In making this argument, Cullmann claims to be drawing upon Paul’s understanding of the Church, which is “entirely based upon this fundamental truth of the variety of charisms” (18). Basing his argument on the Pauline texts that deal with the charismatic gifts, he argues that unity can exist through diversity, rather than in spite of diversity. The function of the Spirit in Pauline community is to create diversity, and yet “this does not cause fragmentation, since every member is oriented to the goal of the unity of the whole body” (17). While he acknowledges that the Pauline image of the body and its parts was not originally intended to apply to churches, he argues that it is consistent with the meaning of Paul’s charismatic theology, and that Paul does, in other places, ascribe various “gifts” to different churches.

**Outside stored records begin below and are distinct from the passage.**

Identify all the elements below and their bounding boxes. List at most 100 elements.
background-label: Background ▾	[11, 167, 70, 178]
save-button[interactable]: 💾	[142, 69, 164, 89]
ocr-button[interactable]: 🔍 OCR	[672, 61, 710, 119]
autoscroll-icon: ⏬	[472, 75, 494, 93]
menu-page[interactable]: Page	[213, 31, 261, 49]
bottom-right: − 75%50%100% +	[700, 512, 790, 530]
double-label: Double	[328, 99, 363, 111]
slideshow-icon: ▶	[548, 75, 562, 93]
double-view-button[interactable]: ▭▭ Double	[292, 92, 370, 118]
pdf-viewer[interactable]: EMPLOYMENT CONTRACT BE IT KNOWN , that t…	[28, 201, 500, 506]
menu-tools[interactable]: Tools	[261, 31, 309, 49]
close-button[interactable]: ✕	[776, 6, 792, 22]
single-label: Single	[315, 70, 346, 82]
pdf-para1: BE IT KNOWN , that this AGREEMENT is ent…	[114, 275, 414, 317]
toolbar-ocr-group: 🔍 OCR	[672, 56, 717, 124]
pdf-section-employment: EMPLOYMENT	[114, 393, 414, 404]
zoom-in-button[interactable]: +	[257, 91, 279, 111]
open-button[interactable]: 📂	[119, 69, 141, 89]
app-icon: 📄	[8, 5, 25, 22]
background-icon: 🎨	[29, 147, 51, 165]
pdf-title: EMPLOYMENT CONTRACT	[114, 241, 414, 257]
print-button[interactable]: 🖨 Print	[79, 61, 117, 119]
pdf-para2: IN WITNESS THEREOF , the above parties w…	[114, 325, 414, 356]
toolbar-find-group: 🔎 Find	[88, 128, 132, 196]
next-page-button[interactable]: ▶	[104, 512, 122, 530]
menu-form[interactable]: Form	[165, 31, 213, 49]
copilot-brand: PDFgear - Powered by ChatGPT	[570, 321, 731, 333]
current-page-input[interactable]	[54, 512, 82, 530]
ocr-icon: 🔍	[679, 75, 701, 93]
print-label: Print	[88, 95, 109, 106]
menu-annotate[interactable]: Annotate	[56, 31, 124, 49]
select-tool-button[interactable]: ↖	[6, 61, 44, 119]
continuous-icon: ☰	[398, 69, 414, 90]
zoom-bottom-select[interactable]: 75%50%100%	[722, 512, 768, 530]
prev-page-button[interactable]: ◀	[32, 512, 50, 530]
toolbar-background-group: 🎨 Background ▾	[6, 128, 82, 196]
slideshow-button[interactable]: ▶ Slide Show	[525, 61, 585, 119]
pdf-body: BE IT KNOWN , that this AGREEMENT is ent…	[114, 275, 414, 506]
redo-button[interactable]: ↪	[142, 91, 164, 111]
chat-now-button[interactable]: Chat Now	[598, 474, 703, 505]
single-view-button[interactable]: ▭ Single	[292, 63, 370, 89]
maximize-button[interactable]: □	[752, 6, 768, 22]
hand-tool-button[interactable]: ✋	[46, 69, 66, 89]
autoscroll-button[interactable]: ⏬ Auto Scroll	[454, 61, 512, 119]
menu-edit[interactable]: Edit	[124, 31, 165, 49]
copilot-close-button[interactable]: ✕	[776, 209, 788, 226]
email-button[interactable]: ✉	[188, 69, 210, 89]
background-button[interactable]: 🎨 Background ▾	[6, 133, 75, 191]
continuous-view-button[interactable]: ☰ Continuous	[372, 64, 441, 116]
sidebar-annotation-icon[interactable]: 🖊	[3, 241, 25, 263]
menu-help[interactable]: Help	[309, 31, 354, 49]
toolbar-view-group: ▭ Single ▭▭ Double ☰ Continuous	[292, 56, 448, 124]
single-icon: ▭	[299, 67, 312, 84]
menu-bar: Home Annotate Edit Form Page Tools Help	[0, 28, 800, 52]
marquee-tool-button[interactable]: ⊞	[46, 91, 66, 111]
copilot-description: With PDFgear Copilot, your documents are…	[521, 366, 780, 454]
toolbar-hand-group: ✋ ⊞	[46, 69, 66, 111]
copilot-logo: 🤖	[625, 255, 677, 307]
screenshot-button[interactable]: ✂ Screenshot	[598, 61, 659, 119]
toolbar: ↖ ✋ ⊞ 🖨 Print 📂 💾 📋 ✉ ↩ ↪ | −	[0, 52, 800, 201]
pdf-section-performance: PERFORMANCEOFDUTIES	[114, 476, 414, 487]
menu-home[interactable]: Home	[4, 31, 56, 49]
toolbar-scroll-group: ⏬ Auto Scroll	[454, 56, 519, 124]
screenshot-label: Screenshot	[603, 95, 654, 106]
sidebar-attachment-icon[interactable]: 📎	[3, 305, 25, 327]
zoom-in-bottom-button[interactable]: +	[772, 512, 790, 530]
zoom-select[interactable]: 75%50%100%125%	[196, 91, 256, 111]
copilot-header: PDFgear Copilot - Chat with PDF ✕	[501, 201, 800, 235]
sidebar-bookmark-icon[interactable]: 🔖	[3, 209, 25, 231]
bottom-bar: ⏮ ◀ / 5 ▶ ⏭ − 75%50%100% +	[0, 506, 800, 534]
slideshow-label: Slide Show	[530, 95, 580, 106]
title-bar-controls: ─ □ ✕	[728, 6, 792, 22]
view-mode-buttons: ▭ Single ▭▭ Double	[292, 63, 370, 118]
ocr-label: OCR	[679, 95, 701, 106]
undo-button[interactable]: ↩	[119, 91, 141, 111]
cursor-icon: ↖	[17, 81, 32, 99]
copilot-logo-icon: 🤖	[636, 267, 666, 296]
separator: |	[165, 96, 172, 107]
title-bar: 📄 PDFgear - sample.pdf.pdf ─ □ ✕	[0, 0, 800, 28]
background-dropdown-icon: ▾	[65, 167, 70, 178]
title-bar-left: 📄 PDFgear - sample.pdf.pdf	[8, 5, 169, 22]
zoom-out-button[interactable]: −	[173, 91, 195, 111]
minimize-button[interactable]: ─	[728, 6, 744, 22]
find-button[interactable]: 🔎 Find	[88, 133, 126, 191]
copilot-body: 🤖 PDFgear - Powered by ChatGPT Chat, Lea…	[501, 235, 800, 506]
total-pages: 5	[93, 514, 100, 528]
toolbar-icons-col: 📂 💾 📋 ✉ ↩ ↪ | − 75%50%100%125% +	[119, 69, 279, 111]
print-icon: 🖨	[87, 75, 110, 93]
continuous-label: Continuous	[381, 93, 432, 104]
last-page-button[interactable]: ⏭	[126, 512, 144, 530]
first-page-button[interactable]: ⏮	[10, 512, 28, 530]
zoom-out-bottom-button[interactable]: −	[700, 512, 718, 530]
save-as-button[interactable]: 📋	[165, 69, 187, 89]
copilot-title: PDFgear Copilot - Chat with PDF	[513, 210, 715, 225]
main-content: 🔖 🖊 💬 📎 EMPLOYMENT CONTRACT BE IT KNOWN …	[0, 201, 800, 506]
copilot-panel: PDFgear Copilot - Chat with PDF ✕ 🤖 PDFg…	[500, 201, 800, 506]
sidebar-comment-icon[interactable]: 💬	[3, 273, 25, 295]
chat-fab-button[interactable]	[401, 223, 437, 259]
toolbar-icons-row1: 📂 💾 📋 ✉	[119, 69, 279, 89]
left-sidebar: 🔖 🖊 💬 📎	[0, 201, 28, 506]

I expected to hear more from Cullmann on this point, but his sole support is a reference Romans 1:11 as an example of Paul ascribing a “particular mission to each of the different churches.” He goes on to argue that Paul views the one church to be present in each local church, a point which he believes underscores the idea of a “union of churches” where all are given equal ecclesial status (17).
Cullmann insists that he is not suggesting that things should simple remain as they are between the churches. He suggests that relations between the churches should proceed on the basis of attempting to speak frankly to one another about the charism or charisms that we see in each other’s traditions (19). He also notes that there are often “peculiarities” or “distortions” of the charismatic gifts that need to be weeded out by careful self-examination (16). For example, Cullmann identifies essential charisms of the Lutheran and Reformed traditions as “concentration on the Bible” and “freedom,” but notes that these are often found in their corresponding distorted form biblicism and anarchy (20).
What clearly sets Cullmann apart in his proposals is that he speaks of a charism as being at the root of “every confession,” and that he argues that separation and autonomy might be necessary in order for these charisms to be safeguarded. The sinful element in these historic divisions is not the fact that churches are separate, but the fact that the separations have been hostile, rather than peaceful.
But in order to preserve certain charisms in their pure form, it was perhaps also necessary hat completely autonomous churches came into being (the Orthodox and the churches that derived from the Reformation). This would not necessarily and as such have led to a hostile separation which would have excluded every kind of fellowship (koinonia), the “right hand of fellowship” could have been extended here too, despite the aspect of continuing separation, as at the apostolic council (cf. Gal. 2:9; Acts 15:1-31) (31).
What Cullmann is arguing for, then, is a unity in continued separation, in which churches would remain autonomous but share in fellowship through a council or other structure of some kind.
The main thing is the achievement of a koinonia that is a true unity through diversity. However it is developed as a conciliar organization, it should, without itself being the church as the body of Christ, guarantee unity through the fact that it brings to expression and awareness that in each of the individual churches that belong to it, and with its particular charisms, confessional structure, faith and life, the ONE universal church is present (64).